A few more thoughts:
- Forrest and Darcy both sleep better with fans running rather noisily in the room. I think my family probably snickers quietly whenever we all get together and I show up lugging a gigantic box fan for the kids to sleep next to, but hey, it helps! And I love that the white noise blocks household noise—I don’t feel like I have to tiptoe around the house while they’re asleep since the fan covers up any noise I might make.

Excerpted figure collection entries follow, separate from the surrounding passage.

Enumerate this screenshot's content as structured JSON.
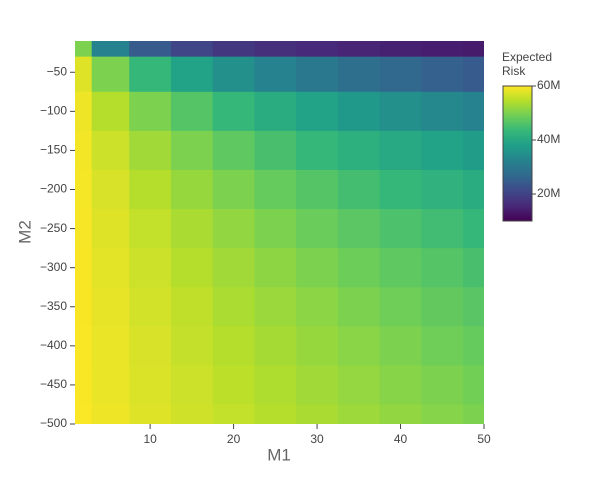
{
  "chart_data": {
    "type": "contour",
    "colorscale": "Viridis",
    "x_label": "M1",
    "y_label": "M2",
    "colorbar_title": "Expected Risk",
    "x": [
      1,
      5,
      10,
      15,
      20,
      25,
      30,
      35,
      40,
      45,
      50
    ],
    "y": [
      -10,
      -50,
      -100,
      -150,
      -200,
      -250,
      -300,
      -350,
      -400,
      -450,
      -500
    ],
    "z": [
      [
        50000000,
        32200000,
        24300000,
        20500000,
        18300000,
        16900000,
        15900000,
        15100000,
        14500000,
        14100000,
        13700000
      ],
      [
        57600000,
        50000000,
        43300000,
        38600000,
        35000000,
        32200000,
        30000000,
        28200000,
        26700000,
        25400000,
        24300000
      ],
      [
        58800000,
        54400000,
        50000000,
        46400000,
        43300000,
        40800000,
        38600000,
        36700000,
        35000000,
        33500000,
        32200000
      ],
      [
        59200000,
        56200000,
        52900000,
        50000000,
        47500000,
        45300000,
        43300000,
        41600000,
        40000000,
        38600000,
        37300000
      ],
      [
        59400000,
        57100000,
        54400000,
        52100000,
        50000000,
        48100000,
        46400000,
        44800000,
        43300000,
        42000000,
        40800000
      ],
      [
        59500000,
        57600000,
        55500000,
        53500000,
        51700000,
        50000000,
        48500000,
        47000000,
        45700000,
        44500000,
        43300000
      ],
      [
        59600000,
        58000000,
        56200000,
        54400000,
        52900000,
        51400000,
        50000000,
        48700000,
        47500000,
        46400000,
        45300000
      ],
      [
        59600000,
        58300000,
        56700000,
        55200000,
        53700000,
        52400000,
        51200000,
        50000000,
        48900000,
        47800000,
        46800000
      ],
      [
        59700000,
        58500000,
        57100000,
        55700000,
        54400000,
        53200000,
        52100000,
        51000000,
        50000000,
        49000000,
        48100000
      ],
      [
        59700000,
        58600000,
        57400000,
        56200000,
        55000000,
        53900000,
        52900000,
        51900000,
        50900000,
        50000000,
        49100000
      ],
      [
        59800000,
        58800000,
        57600000,
        56500000,
        55500000,
        54400000,
        53500000,
        52600000,
        51700000,
        50800000,
        50000000
      ]
    ],
    "xlim": [
      1,
      50
    ],
    "ylim": [
      -500,
      -10
    ],
    "zlim": [
      10000000,
      60000000
    ],
    "xticks": [
      10,
      20,
      30,
      40,
      50
    ],
    "yticks": [
      {
        "value": -50,
        "label": "−50"
      },
      {
        "value": -100,
        "label": "−100"
      },
      {
        "value": -150,
        "label": "−150"
      },
      {
        "value": -200,
        "label": "−200"
      },
      {
        "value": -250,
        "label": "−250"
      },
      {
        "value": -300,
        "label": "−300"
      },
      {
        "value": -350,
        "label": "−350"
      },
      {
        "value": -400,
        "label": "−400"
      },
      {
        "value": -450,
        "label": "−450"
      },
      {
        "value": -500,
        "label": "−500"
      }
    ],
    "zticks": [
      {
        "value": 20000000,
        "label": "20M"
      },
      {
        "value": 40000000,
        "label": "40M"
      },
      {
        "value": 60000000,
        "label": "60M"
      }
    ]
  }
}
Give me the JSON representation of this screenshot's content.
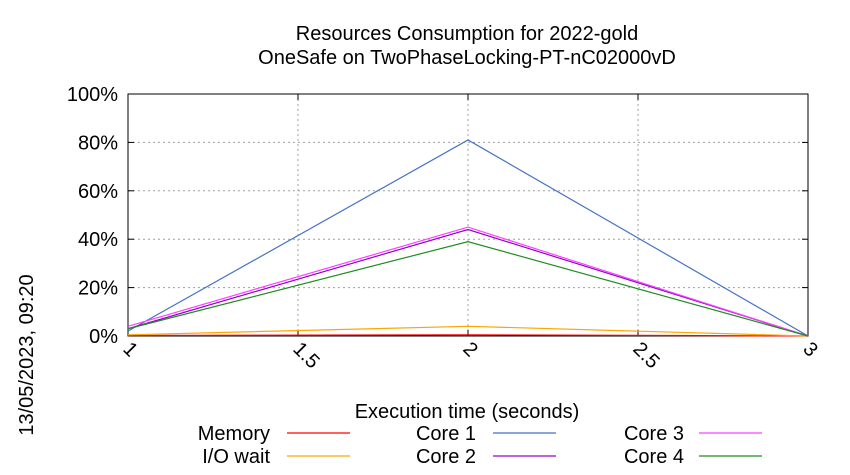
{
  "chart_data": {
    "type": "line",
    "title": "Resources Consumption for 2022-gold",
    "subtitle": "OneSafe on TwoPhaseLocking-PT-nC02000vD",
    "xlabel": "Execution time (seconds)",
    "ylabel": "",
    "side_label": "13/05/2023, 09:20",
    "xlim": [
      1,
      3
    ],
    "ylim": [
      0,
      100
    ],
    "x_ticks": [
      "1",
      "1.5",
      "2",
      "2.5",
      "3"
    ],
    "y_ticks": [
      "0%",
      "20%",
      "40%",
      "60%",
      "80%",
      "100%"
    ],
    "grid": true,
    "legend_position": "bottom",
    "x": [
      1,
      2,
      3
    ],
    "series": [
      {
        "name": "Memory",
        "color": "#ff0000",
        "values": [
          0.2,
          0.5,
          0
        ]
      },
      {
        "name": "I/O wait",
        "color": "#ffa500",
        "values": [
          0.5,
          4,
          0
        ]
      },
      {
        "name": "Core 1",
        "color": "#4472c4",
        "values": [
          2,
          81,
          0
        ]
      },
      {
        "name": "Core 2",
        "color": "#9400d3",
        "values": [
          3,
          44,
          0
        ]
      },
      {
        "name": "Core 3",
        "color": "#ff40ff",
        "values": [
          4,
          45,
          0
        ]
      },
      {
        "name": "Core 4",
        "color": "#228b22",
        "values": [
          3,
          39,
          0
        ]
      }
    ]
  }
}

- Darcy really seems to benefit, sleep-wise, from having toys in the crib with her. I know you’re not supposed to have anything in the crib with baby, but man, she loves having snuggly toys to cuddle with. Whenever I peek in at her in the night or during naps, she is always snuggling with something—she really seems to find those toys comforting. And when she wakes in the night, I have sometimes heard her laughing and playing with her toys for a while before falling asleep again without crying. So I guess this is something you’ll have to consider and decide on your own, with the knowledge that extra items like toys in the crib are not recommended, but may be helpful if your baby is a snuggler or might entertain herself and put herself back to sleep if she has something in there to keep her occupied. My babies also both love(d) watching themselves in those crib mirrors that tie onto the crib slats (a little entertainment value with less risk, since it secures to the crib).
- When I started sleep training Forrest, I took away the pacifier. My logic was that he didn’t yet have the coordination to put it back in his mouth during the night, so I didn’t want him to rely on it to fall asleep since he might wake in the night and need it to fall back asleep, but wouldn’t be able to replace it himself. He very quickly switched to sucking his fingers—a habit that continues to this day, and I suppose time will tell if this was a bad trade-off. I did the same for Darcy, but reintroduced the paci after maybe a month or two of sleep training since she seemed to really miss it, and it hasn’t been a problem (maybe because she was a little older when I gave the paci at nights, and she has the dexterity to put it in her mouth when she wakes?). I clip one paci to her sleep sack (making sure to clip it quite low so it just barely reaches her mouth—I don’t want slack in the ribbon that could be a strangulation hazard), drop another paci in the crib, and she also has one stuffed animal with a paci attached. When I peek in at her at night, she’s just as likely to be sucking any of the three paci options, and sometimes none of them.
- I found nighttime feedings a little tricky to navigate . . . I think 1 nighttime feeding for a 4/5 month old is probably reasonable, so I continued to feed both Forrest and Darcy just once in the night while sleep training. Forrest dropped this feeding on his own within a few weeks of beginning sleep training—yay! Darcy did not—boo. When she was about 6 months old (and pushing the 90th percentile for height and weight, leading me to believe a nighttime feeding was more preference/habit than necessity), I cut that feeding out and just let her cry when she woke expecting to eat. This is also when I reintroduced the pacifier for her at night—she seemed to not mind too much, and really only cried one or two nights, and not for a very long time. I suppose the paci satisfied her when she wanted to eat.
All right. That’s all I’ve got for you today. I’d love to hear your experience with sleep training—what worked or didn’t work for you and your kids? It’s such a tricky, guilt-ridden, difficult part of parenting babies, and I’m always interested in learning how other moms handle it.